While pensioners 30 years ago were at least three times as likely to be poor as non-pensioners, they are now less likely than younger generations to be poor, when housing costs and family composition are taken into account.
But IFS analysis suggests that, while pensioner incomes can be expected to carry on rising for at least another 10 years, it is "unlikely" that later generations will do as well.
Younger people are unlikely to receive the defined-benefit occupational pensions their parents enjoyed and can expect to face less generous state pensions. And an "extraordinary fall" in rates of home ownership means the younger generation are less likely to benefit from rises in house prices.
"We have achieved an astonishing turnaround in the incomes of pensioners over the last three decades, without increasing public spending to levels seen in many other continental European countries," said Mr Johnson.

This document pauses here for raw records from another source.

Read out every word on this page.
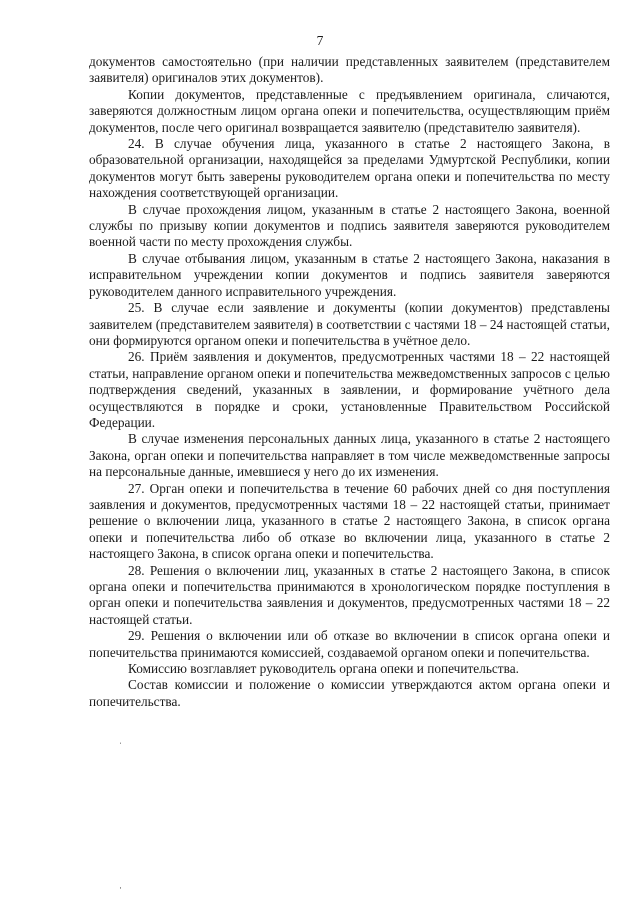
7

документов самостоятельно (при наличии представленных заявителем (представителем заявителя) оригиналов этих документов).

Копии документов, представленные с предъявлением оригинала, сличаются, заверяются должностным лицом органа опеки и попечительства, осуществляющим приём документов, после чего оригинал возвращается заявителю (представителю заявителя).

24. В случае обучения лица, указанного в статье 2 настоящего Закона, в образовательной организации, находящейся за пределами Удмуртской Республики, копии документов могут быть заверены руководителем органа опеки и попечительства по месту нахождения соответствующей организации.

В случае прохождения лицом, указанным в статье 2 настоящего Закона, военной службы по призыву копии документов и подпись заявителя заверяются руководителем военной части по месту прохождения службы.

В случае отбывания лицом, указанным в статье 2 настоящего Закона, наказания в исправительном учреждении копии документов и подпись заявителя заверяются руководителем данного исправительного учреждения.

25. В случае если заявление и документы (копии документов) представлены заявителем (представителем заявителя) в соответствии с частями 18 – 24 настоящей статьи, они формируются органом опеки и попечительства в учётное дело.

26. Приём заявления и документов, предусмотренных частями 18 – 22 настоящей статьи, направление органом опеки и попечительства межведомственных запросов с целью подтверждения сведений, указанных в заявлении, и формирование учётного дела осуществляются в порядке и сроки, установленные Правительством Российской Федерации.

В случае изменения персональных данных лица, указанного в статье 2 настоящего Закона, орган опеки и попечительства направляет в том числе межведомственные запросы на персональные данные, имевшиеся у него до их изменения.

27. Орган опеки и попечительства в течение 60 рабочих дней со дня поступления заявления и документов, предусмотренных частями 18 – 22 настоящей статьи, принимает решение о включении лица, указанного в статье 2 настоящего Закона, в список органа опеки и попечительства либо об отказе во включении лица, указанного в статье 2 настоящего Закона, в список органа опеки и попечительства.

28. Решения о включении лиц, указанных в статье 2 настоящего Закона, в список органа опеки и попечительства принимаются в хронологическом порядке поступления в орган опеки и попечительства заявления и документов, предусмотренных частями 18 – 22 настоящей статьи.

29. Решения о включении или об отказе во включении в список органа опеки и попечительства принимаются комиссией, создаваемой органом опеки и попечительства.

Комиссию возглавляет руководитель органа опеки и попечительства.

Состав комиссии и положение о комиссии утверждаются актом органа опеки и попечительства.

ˈ
·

"But the longer term future looks very uncertain. Those now in their 20s, 30s and 40s may well end up with lower incomes in retirement than their parents. The focus for policy needs to be on getting private provision right, with more risk-sharing, and a rational and stable tax policy".
Mr Johnson said that the new single-tier pension being introduced in April represented "a stable basis for future provision".
But he said that it "cannot be optimal" for individual savers to be left with all of the burden of risk relating to uncertain investment returns and longevity, as they do as a result of the move from defined benefit to defined contribution pension in the private sector.
Changes to ensure the risks are shared across society and across generations should be a priority, he said.